Constipation and Irritable Bowel Syndrome

Constipation or costiveness refers to the medical condition that is characterized by the experience of difficulty to expel hard feces. The condition is referred to as a precursor to Irritable Bowel Syndrome. It is triggered by excess absorption of water from ingested food, within the colon.
HealthHearty Staff
Constipation results from a digestive system abnormality. It results in the difficulty to expel feces from the body on account of over-absorption of water from ingested food, within the colon. The condition triggers the onslaught of Irritable Bowel Syndrome (IBS), a prolonged variant. When ingested food moves very slowly through the gastrointestinal tract, the colon absorbs the water content in excess. This results in the hardening of the undigested food that is expelled by the body in the form of feces. Defecation not only becomes painful, but also very distressing. Fecal impaction ultimately leads to bowel obstruction, if not addressed in time.
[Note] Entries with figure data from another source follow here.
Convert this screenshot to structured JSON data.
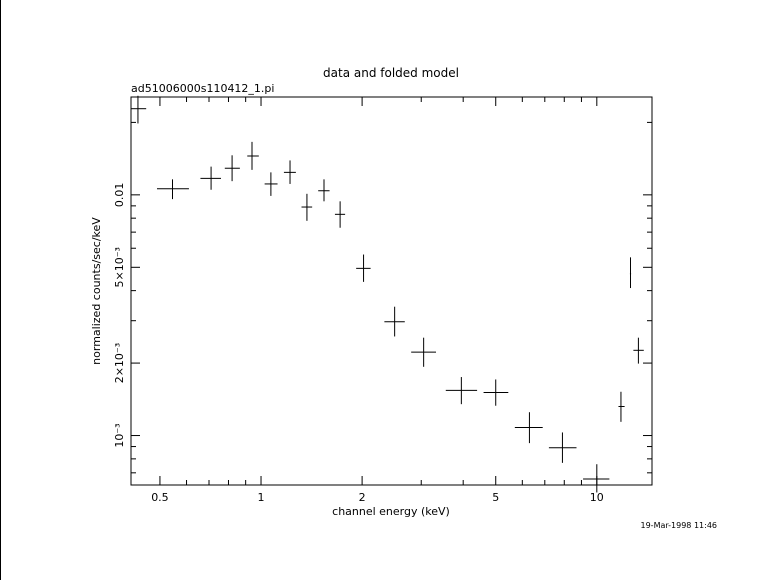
{
  "chart_data": {
    "type": "scatter",
    "title": "data and folded model",
    "subtitle": "ad51006000s110412_1.pi",
    "xlabel": "channel energy (keV)",
    "ylabel": "normalized counts/sec/keV",
    "xscale": "log",
    "yscale": "log",
    "xlim": [
      0.41,
      14.6
    ],
    "ylim": [
      0.000623,
      0.0255
    ],
    "x_ticks": [
      {
        "value": 0.5,
        "label": "0.5"
      },
      {
        "value": 1,
        "label": "1"
      },
      {
        "value": 2,
        "label": "2"
      },
      {
        "value": 5,
        "label": "5"
      },
      {
        "value": 10,
        "label": "10"
      }
    ],
    "y_ticks": [
      {
        "value": 0.01,
        "label": "0.01"
      },
      {
        "value": 0.005,
        "label": "5×10⁻³"
      },
      {
        "value": 0.002,
        "label": "2×10⁻³"
      },
      {
        "value": 0.001,
        "label": "10⁻³"
      }
    ],
    "series": [
      {
        "points": [
          {
            "x": 0.43,
            "xlo": 0.41,
            "xhi": 0.455,
            "y": 0.0228,
            "ylo": 0.0198,
            "yhi": 0.0258
          },
          {
            "x": 0.545,
            "xlo": 0.49,
            "xhi": 0.61,
            "y": 0.0106,
            "ylo": 0.0096,
            "yhi": 0.0116
          },
          {
            "x": 0.71,
            "xlo": 0.66,
            "xhi": 0.76,
            "y": 0.0117,
            "ylo": 0.0105,
            "yhi": 0.0131
          },
          {
            "x": 0.82,
            "xlo": 0.78,
            "xhi": 0.865,
            "y": 0.0129,
            "ylo": 0.0114,
            "yhi": 0.0146
          },
          {
            "x": 0.94,
            "xlo": 0.91,
            "xhi": 0.985,
            "y": 0.0145,
            "ylo": 0.0127,
            "yhi": 0.0166
          },
          {
            "x": 1.07,
            "xlo": 1.025,
            "xhi": 1.12,
            "y": 0.0111,
            "ylo": 0.0099,
            "yhi": 0.0124
          },
          {
            "x": 1.22,
            "xlo": 1.17,
            "xhi": 1.27,
            "y": 0.0124,
            "ylo": 0.0111,
            "yhi": 0.0139
          },
          {
            "x": 1.37,
            "xlo": 1.32,
            "xhi": 1.42,
            "y": 0.0089,
            "ylo": 0.0078,
            "yhi": 0.0101
          },
          {
            "x": 1.54,
            "xlo": 1.48,
            "xhi": 1.6,
            "y": 0.0104,
            "ylo": 0.0094,
            "yhi": 0.0116
          },
          {
            "x": 1.72,
            "xlo": 1.66,
            "xhi": 1.78,
            "y": 0.0083,
            "ylo": 0.0073,
            "yhi": 0.0094
          },
          {
            "x": 2.02,
            "xlo": 1.92,
            "xhi": 2.12,
            "y": 0.00495,
            "ylo": 0.00435,
            "yhi": 0.00565
          },
          {
            "x": 2.5,
            "xlo": 2.33,
            "xhi": 2.68,
            "y": 0.00297,
            "ylo": 0.00258,
            "yhi": 0.00343
          },
          {
            "x": 3.05,
            "xlo": 2.8,
            "xhi": 3.32,
            "y": 0.00222,
            "ylo": 0.00193,
            "yhi": 0.00255
          },
          {
            "x": 3.95,
            "xlo": 3.55,
            "xhi": 4.4,
            "y": 0.00154,
            "ylo": 0.00135,
            "yhi": 0.00175
          },
          {
            "x": 5.0,
            "xlo": 4.6,
            "xhi": 5.45,
            "y": 0.00151,
            "ylo": 0.00133,
            "yhi": 0.00171
          },
          {
            "x": 6.3,
            "xlo": 5.7,
            "xhi": 6.9,
            "y": 0.00108,
            "ylo": 0.00093,
            "yhi": 0.00125
          },
          {
            "x": 7.9,
            "xlo": 7.2,
            "xhi": 8.7,
            "y": 0.00089,
            "ylo": 0.00077,
            "yhi": 0.00103
          },
          {
            "x": 10.0,
            "xlo": 9.1,
            "xhi": 10.9,
            "y": 0.00066,
            "ylo": 0.00058,
            "yhi": 0.00076
          },
          {
            "x": 11.8,
            "xlo": 11.6,
            "xhi": 12.1,
            "y": 0.00132,
            "ylo": 0.00114,
            "yhi": 0.00152
          },
          {
            "x": 12.6,
            "xlo": 12.55,
            "xhi": 12.65,
            "y": 0.0047,
            "ylo": 0.0041,
            "yhi": 0.0055
          },
          {
            "x": 13.3,
            "xlo": 12.85,
            "xhi": 13.8,
            "y": 0.00226,
            "ylo": 0.00199,
            "yhi": 0.00255
          }
        ]
      }
    ]
  },
  "footer": {
    "timestamp": "19-Mar-1998 11:46"
  }
}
A case of severe constipation can be the cause of dietary, anatomical or hormonal trigger factors. Sometimes, the condition also manifests on account of medication side effects and certain digestive-tract allied illnesses. Mild constipation almost always intensifies into IBS, if neglected. The treatment options vary according to the severity of the symptoms. They include dietary changes, exercise, use of laxatives, and various types of medical intervention.
Causes
The main causes that trigger the onset of constipation include insufficient dietary fiber intake, inadequate fluid intake, and administration of diuretics and iron or calcium concentrated medication. The condition could also be the result of paralysis, hypothyroidism, hypokalemia, patulous anus, lead poisoning or lactose intolerance.
Related Symptoms
  • Difficulty in passing stools
  • Infrequent urge to void
  • Hemorrhoids on account of straining
  • Distended and taut abdomen
  • Infrequent bowel movements
  • Sensation of incomplete bowel evacuation
  • Vomiting
  • Paradoxical diarrhea in severe cases
The diagnosis is basically description-based. Verbal communication of the difficulty and pain involved in bowel movements and description of the feces helps the doctor stage the condition. Physical manifestations like bloating and distension of the abdominal cavity, localized abdominal pain and stress due to a sense of incomplete defecation, are also considered. The doctor may also inquire into the patient's dietary habits to determine fiber and/or fluid intake. He would ideally identify and address poor ambulation, immobility, side effects of certain medications, and hypothyroidism symptoms. Scybala, rectal examination, enema, X-rays, and the study of colonic propagating pressure wave sequences are other diagnostic measures.
Treatment Options
  • Increased intake of fluids and dietary fiber.
  • Use of laxatives.
  • Enemas for mechanical stimulation.
  • Ingestion of lactulose, a synthetic sugar, non-absorbable in nature, that retains sodium and water within the intestinal lumen.
  • Colonic irrigation.
  • Regular exercise.
Constipation is easier to prevent than to treat. The remedies are focused on inducing a daily bowel movement. Physical exercise plays a vital role in its prevention and management. The resultant chronic abdominal pain and discomfort trigger certain psychological conditions that demand medical and social intervention. Dietary adjustments, psychological interventions, and patient education go a long way in treating the disorder and preventing a recurrence. If neglected, constipation could result in the onslaught of coeliac disease, giardiasis, and various inflammatory bowel diseases. Research reveals that the disorder also springs from impaired interaction between the brain and the gastrointestinal tract. Abnormalities in gut flora and within the immune system also result in constipation.
Disclaimer: This HealthHearty article is for informative purposes only, and should not be replaced for the advice of a medical professional.